Райка замерла. Нет, она точно знала, что зарежет, даже наточила охотничий Мишкин ножик добротной стали, с наборной рукоятью. Но вот как всё это будет, она не представляла. Не рисовалось  что-то. Вот поднимется по лестнице –  хорошо, что адрес почтальонша сказала. Вот позвонит в дверь. Она откроет. А если не она? Да пусть и коза эта худоногая. Дальше что? Нож-то в сумке, в газетку завёрнутый. Это ж надо будет развернуть. При ней что ли? Или заранее? И куда бить  ловчее? В шею или в грудь? Она пыталась и раньше думать, понимая деревенским расчётливым чутьём, что надо всё прикинуть. Но мысли шли всё тяжёлые, страшные и она прятала их в самую глубь. Гнала, как  шелудивую собачонку, прибившуюся ко двору не ко времени. Глушила пахотой: побелкой, стиркой, и дел-то сколько было, надо ж и дом в чистоте, и скотинку всправе оставить. Чтоб та, кого приведёт Мишка к детям вместо неё, ничем не попрекнула. И вот чудно, эту следующую Мишкину жену ли подруньку она заранее прощала и жалела. Нелегко ей будет с двумя огольцами и хозяйством. А нынешнюю виденную мельком, незнакомую, ненавидела люто. Даже не за себя, не за попранное бабье самолюбие, а за тайные пацанячьи слёзы, за не пристанные вопросы : а где папка, а что не едет?
Райка терялась от тех вопросов.  Несла что-то невнятное, а то и просто выскребала из кошелька мелочёвку на сласти, только б оставили её в покое. Когда деньги кончились, даже раньше, уже некуда стало прятаться от тёмных отцовских глаз старшего. И стыд охватывал, как вожжи тело, бил хлёстко и зло. Не удержала она папку-то. Не смогла. И вить не калека, не урод записной, баба со всем что бабе иметь положено, а вроде как и не баба.
– Ножом.– отрезала.
Что думать-то? Нет этой шмаре прощения и не будет.

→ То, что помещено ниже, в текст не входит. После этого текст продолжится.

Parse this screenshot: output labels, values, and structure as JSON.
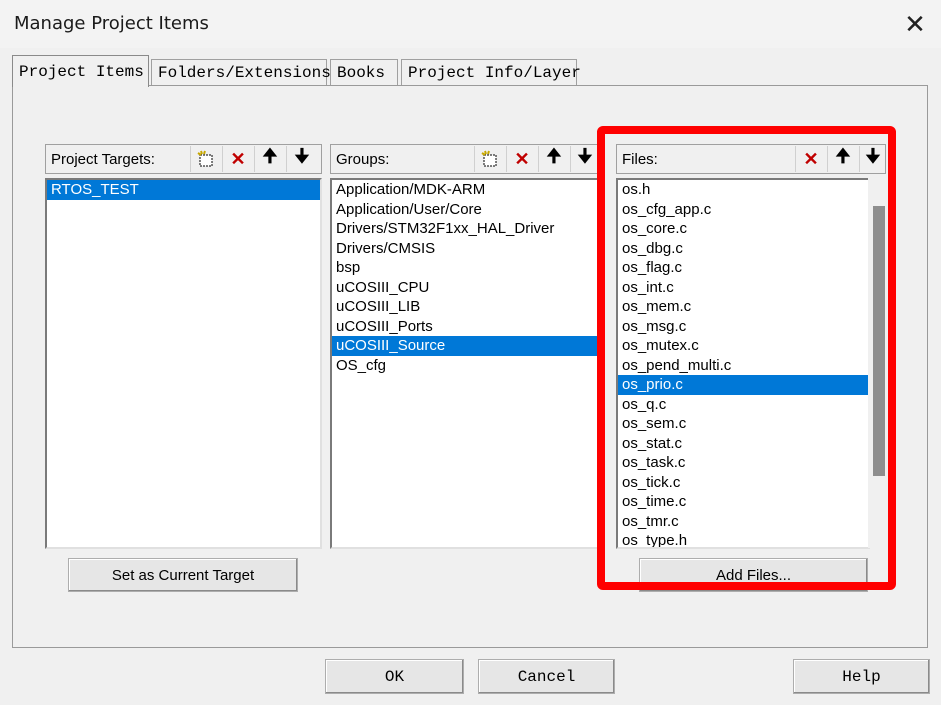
{
  "window": {
    "title": "Manage Project Items",
    "close_icon": "close-icon"
  },
  "tabs": [
    {
      "label": "Project Items",
      "active": true
    },
    {
      "label": "Folders/Extensions",
      "active": false
    },
    {
      "label": "Books",
      "active": false
    },
    {
      "label": "Project Info/Layer",
      "active": false
    }
  ],
  "targets": {
    "label": "Project Targets:",
    "items": [
      "RTOS_TEST"
    ],
    "selected": 0,
    "set_current_label": "Set as Current Target"
  },
  "groups": {
    "label": "Groups:",
    "items": [
      "Application/MDK-ARM",
      "Application/User/Core",
      "Drivers/STM32F1xx_HAL_Driver",
      "Drivers/CMSIS",
      "bsp",
      "uCOSIII_CPU",
      "uCOSIII_LIB",
      "uCOSIII_Ports",
      "uCOSIII_Source",
      "OS_cfg"
    ],
    "selected": 8
  },
  "files": {
    "label": "Files:",
    "items": [
      "os.h",
      "os_cfg_app.c",
      "os_core.c",
      "os_dbg.c",
      "os_flag.c",
      "os_int.c",
      "os_mem.c",
      "os_msg.c",
      "os_mutex.c",
      "os_pend_multi.c",
      "os_prio.c",
      "os_q.c",
      "os_sem.c",
      "os_stat.c",
      "os_task.c",
      "os_tick.c",
      "os_time.c",
      "os_tmr.c",
      "os_type.h"
    ],
    "selected": 10,
    "add_files_label": "Add Files..."
  },
  "footer": {
    "ok_label": "OK",
    "cancel_label": "Cancel",
    "help_label": "Help"
  },
  "colors": {
    "selection": "#0078d7",
    "highlight_box": "#ff0000"
  }
}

– Грех это, Райка. – шмыгнула носом Зойка и глаза её вмиг налились неподдельным испугом.
– Грех... – отозвалась подруга, – Только если слышит он там, то может и не допустит, а?
***
– Мих! – зевнул Колька и небритую щёку поскрёб. – Твоя  в город намылилась. Ишь, начипурилась.
Мишка опрокинул стакан воды в себя. Шагнул было к окошку, едва прикрытому задергушками и остановился. А как увидит?
– Ничего она у тебя-то, сладкая, – хмыкнул Колька. – Те-то дни, серая ходила. Я её на ферме встретил, старуха старухой. А тут глянь, да глянь ты...Оклемалась. Мож уж нашла кого?
– Райка-то?! - опешил Мишка.
Он как-то и не думал, что его жена может...
– Кого тут найдёшь?
–А не тут ,в городе.Ты ж нашёл.
– Как нашёл. Так и потерял.
Но к окну подошёл и глянул воровато. Рая стояла на остановке. Не изменившаяся ничуть, всё такая же тёплая и родная, с чуть острыми мальчишечьими плечами и вечно задранным подбородком. Мишка внезапно подумал, что этот округлый подбородок с еле заметной ямкой всегда торчал вверх задорно, точно вызов кидая всему и всем. И даже когда без зарплаты сидели, и когда его, Мишку после болезни подымали, вот и сейчас, когда...чёрт...подбородочек вверх.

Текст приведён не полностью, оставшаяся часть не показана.